Tiga perempat populasi Amerika Latin berada di bawah pemerintah kiri, mereka berhasil mencapai kekuasaan sejak tahun 1998. Rohter menuliskan bahwa pergeseran kekuasaan bukan mengarah pada gelombang merah namun mengarah pada gelombang merah jambu.
Warna merah jambu merefleksikan ide-ide sosialis moderat, berbeda dengan warna merah yang berkonotasi dengan komunisme (Rohter,2005).
Pink tide atau gelombang merah jambu dalam bahasa Indonesia atau marea rosa dalam bahasa Spanyol dan onda rosa dalam bahasa Portugis menggambarkan kebangkitan pemerintah-pemerintah kiri baru yang berhasil mencapai kekuasaan di kawasan Amerika Latin dalam kurun waktu 1990-an hingga 2000-an (Lievesley, Geraldine;Ludlam, Steve, 2009), (Ellner, 2019, p. 4).
Pink Tide di kala itu menjadi obyek perdebatan para pakar. Castaneda (2006) dan Edward (2010) contohnya, menilai fenomena ini sebagai reproduksi dari model politik patronase dan klientilisme yang populer di tahun 1930-1960-an.
Sedangkan pakar lain seperti Sader (2011) memahaminya sebagai fenomena yang ditandai dengan kehadiran pemerintahan-pemerintahan yang berkomitmen melakukan perubahan ekonomi politik dengan cara menghapus ketidaksetaraan dan praktek eksklusi.
Penyebab
Mayoritas masyarakat Amerika Latin terutama kelas menengah ke bawah mendukung pemerintahan kiri. Karena pemerintahan kiri menawarkan model alternatif yang diyakini mampu mengeluarkan masyarakat Amerika Latin dari keterpurukan akibat pengadopsian model neoliberalisme.
Tidak mengherankan jika dalam kampanye, para pemimpin kiri tersebut membangkitkan kembali semangat nasionalisme dan menentang neoliberalisme.
Sejarah
Pada rentang tahun 1998 – 2014, terdapat 23 pemerintahan kiri di 9 negara Amerika Latin. Umumnya, para pakar berpendapat bahwa fenomena “Pink Tide” berawal dari terpilihnya Hugo Chavez sebagai presiden Venezuela pada tahun 1998 dengan dukungan partai the Fifth Republic Movement (MVR) yang didirikannya pada tahun 1997.
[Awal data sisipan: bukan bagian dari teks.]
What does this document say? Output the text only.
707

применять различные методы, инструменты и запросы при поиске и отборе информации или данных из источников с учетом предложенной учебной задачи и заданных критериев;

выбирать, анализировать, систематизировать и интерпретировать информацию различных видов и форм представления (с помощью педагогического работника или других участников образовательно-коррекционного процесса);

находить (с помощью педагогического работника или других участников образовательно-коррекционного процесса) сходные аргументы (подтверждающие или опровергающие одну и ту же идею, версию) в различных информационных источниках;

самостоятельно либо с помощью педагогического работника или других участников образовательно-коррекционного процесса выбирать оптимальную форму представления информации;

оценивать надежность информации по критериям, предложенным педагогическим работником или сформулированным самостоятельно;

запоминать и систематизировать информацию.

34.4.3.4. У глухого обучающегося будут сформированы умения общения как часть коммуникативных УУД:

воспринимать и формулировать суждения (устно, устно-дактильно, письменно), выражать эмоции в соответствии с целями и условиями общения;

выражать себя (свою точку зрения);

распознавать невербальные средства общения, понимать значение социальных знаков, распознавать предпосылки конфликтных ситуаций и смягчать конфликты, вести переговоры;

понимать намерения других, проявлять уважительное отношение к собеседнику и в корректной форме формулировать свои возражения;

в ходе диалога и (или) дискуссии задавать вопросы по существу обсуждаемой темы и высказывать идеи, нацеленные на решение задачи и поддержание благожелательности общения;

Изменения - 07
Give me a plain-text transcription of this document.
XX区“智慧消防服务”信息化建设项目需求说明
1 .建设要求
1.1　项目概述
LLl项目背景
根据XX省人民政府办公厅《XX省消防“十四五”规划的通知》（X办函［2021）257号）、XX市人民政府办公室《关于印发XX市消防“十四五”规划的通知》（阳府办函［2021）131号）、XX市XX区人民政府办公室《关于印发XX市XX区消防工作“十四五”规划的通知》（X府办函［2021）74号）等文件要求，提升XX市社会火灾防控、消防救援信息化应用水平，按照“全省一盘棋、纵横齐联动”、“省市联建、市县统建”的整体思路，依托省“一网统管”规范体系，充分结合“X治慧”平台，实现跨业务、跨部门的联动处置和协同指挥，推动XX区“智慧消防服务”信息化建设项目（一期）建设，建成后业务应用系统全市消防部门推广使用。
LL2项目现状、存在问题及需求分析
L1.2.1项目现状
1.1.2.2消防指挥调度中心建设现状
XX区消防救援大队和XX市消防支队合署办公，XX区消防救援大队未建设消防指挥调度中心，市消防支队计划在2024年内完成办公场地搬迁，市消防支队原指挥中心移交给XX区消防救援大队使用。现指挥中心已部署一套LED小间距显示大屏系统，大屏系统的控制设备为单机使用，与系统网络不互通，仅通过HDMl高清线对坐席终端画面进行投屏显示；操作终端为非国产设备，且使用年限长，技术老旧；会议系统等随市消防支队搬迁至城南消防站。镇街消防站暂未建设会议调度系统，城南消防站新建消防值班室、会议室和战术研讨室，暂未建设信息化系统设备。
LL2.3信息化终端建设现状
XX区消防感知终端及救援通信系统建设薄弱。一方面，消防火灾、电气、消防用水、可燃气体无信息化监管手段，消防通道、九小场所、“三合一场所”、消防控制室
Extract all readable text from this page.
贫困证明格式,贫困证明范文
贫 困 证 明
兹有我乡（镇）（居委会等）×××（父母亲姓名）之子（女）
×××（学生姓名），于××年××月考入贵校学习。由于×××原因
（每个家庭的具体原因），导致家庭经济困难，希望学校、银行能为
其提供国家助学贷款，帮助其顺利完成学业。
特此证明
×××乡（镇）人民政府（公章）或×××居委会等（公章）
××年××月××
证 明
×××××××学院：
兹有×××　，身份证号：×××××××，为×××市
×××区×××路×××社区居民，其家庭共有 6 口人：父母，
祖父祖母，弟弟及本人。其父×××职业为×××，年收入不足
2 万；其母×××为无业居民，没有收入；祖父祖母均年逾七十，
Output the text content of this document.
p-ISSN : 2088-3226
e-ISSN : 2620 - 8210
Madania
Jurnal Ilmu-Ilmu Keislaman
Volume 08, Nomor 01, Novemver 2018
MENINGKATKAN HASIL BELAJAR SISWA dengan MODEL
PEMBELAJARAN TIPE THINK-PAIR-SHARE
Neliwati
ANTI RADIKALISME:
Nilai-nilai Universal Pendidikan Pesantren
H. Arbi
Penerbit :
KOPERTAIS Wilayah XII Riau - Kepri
Selanjutnya pada tahun 2000, Ricardo Lagos yang berasal dari partai sosialis Partido Socialista de Chile terpilih sebagai Presiden Cili. Pada tahun 2002, Luis Inacio Lula da Silva terpilih sebagai presiden Brasil dengan dukungan Partai Buruh Partido dos Trabalhadores.
Selanjutnya di tahun 2003, Nestor Kirchner terpilih sebagai Presiden Argentina dengan dukungan partai buruh Partido Justicialista. Pada tahun 2004, Tabare Vazquez, dengan dukungan Frente Amplia terpilih sebagai Presiden Uruguay.
Dan tahun 2005, Evo Morales dengan dukungan partai Movimiento al Socialismo memenangkan pemilihan presiden di Bolivia.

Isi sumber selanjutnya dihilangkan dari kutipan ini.